A second factor that should inform the vision for U.S. foreign policy is the constancy of American public support for international engagement. If there is a theme in American grand strategy that has persisted for the past 70 years, it is that taking a leading role in the world is generally to the benefit of U.S. interests. Those interests have themselves remained remarkably consistent: ensuring the security of U.S. territory and citizens; upholding treaty commitments, to include the security of allies; ensuring a liberal economic order in which American enterprise can compete fairly; and upholding the rule of law in international affairs, including respect for human rights.

Each presidential administration has framed these interests somewhat differently, and of course each has pursued its own particular path in seeking to secure them, but the core tenets have not varied significantly. An isolationist sentiment will always exist in American politics, but it is unlikely to upend the basic consensus view that what happens elsewhere in the world can affect us at home.

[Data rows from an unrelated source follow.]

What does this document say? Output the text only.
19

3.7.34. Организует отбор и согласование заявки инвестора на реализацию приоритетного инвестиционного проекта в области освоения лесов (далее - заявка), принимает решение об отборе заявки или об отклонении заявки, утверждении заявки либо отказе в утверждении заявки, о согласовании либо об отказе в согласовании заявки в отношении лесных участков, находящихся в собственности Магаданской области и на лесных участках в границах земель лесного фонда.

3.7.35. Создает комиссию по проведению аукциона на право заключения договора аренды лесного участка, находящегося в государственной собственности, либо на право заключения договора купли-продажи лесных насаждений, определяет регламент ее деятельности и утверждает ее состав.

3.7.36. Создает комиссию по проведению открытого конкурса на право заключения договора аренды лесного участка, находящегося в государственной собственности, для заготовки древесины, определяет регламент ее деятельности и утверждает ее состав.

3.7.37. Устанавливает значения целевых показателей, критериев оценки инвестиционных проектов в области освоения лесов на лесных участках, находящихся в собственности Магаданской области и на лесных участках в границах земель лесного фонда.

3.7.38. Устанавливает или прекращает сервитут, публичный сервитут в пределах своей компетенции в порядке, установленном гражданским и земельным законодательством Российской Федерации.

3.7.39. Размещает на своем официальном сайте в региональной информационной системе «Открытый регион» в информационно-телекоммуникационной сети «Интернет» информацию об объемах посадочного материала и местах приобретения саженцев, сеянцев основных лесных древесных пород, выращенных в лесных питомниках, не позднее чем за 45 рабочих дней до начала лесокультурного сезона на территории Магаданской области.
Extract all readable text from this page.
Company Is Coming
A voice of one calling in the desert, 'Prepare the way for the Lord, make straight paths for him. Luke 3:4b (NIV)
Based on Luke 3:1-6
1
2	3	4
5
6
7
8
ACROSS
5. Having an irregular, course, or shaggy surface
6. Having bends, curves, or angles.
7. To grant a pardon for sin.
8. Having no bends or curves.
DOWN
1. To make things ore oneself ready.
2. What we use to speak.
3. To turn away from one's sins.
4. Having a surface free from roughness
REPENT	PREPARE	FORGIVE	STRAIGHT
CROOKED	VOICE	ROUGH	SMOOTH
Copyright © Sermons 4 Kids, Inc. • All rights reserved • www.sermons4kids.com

Equally important is a third factor that policymakers should take into account: a selective engagement approach to U.S. foreign policy is unavoidable. Despite the enduring, modern American consensus for international engagement, the United States has never had the wherewithal nor the desire to act everywhere in the world, all the time, or with the same tools of power. We have always had to weigh risks and opportunity costs and prioritize.

The current budget environment makes this problem harder, and realizing greater security and military investment, through increased budgets and/or more aggressive institutional reforms and infrastructure cost cuts, should be pursued. Nevertheless, when it comes to the use of American force to achieve our ends, we should be prepared to surprise ourselves.

As Robert Gates famously quipped in 2011, we have a perfect record in predicting our next crisis -- we've never once got it right. Democracies, including the United States, can prove remarkably unpredictable. Policymakers need to understand this reality and not lead the public to expect a universal template that governs when and where the nation may act in support of its interests.

The paradox of superpower status and lessening influence, the American inclination toward international engagement, and the near-inevitability of selective engagement are realities that American policymakers and would-be presidents would be wise to understand. Discerning the shifting nature of the international system, and designing an effective set of American security tools within it, are monumental tasks, but they are not unprecedented. It is the same task that faced "the wise men" who helped shape the U.S. approach to world affairs at the end of World War II.

Our circumstances today are equally daunting, requiring a similarly reexamination of our strategies and capabilities for securing U.S. interests. Ensuring the nation is prepared to lead effectively -- and selectively -- will require leadership from Washington and partnership with likeminded nations and entities around the world.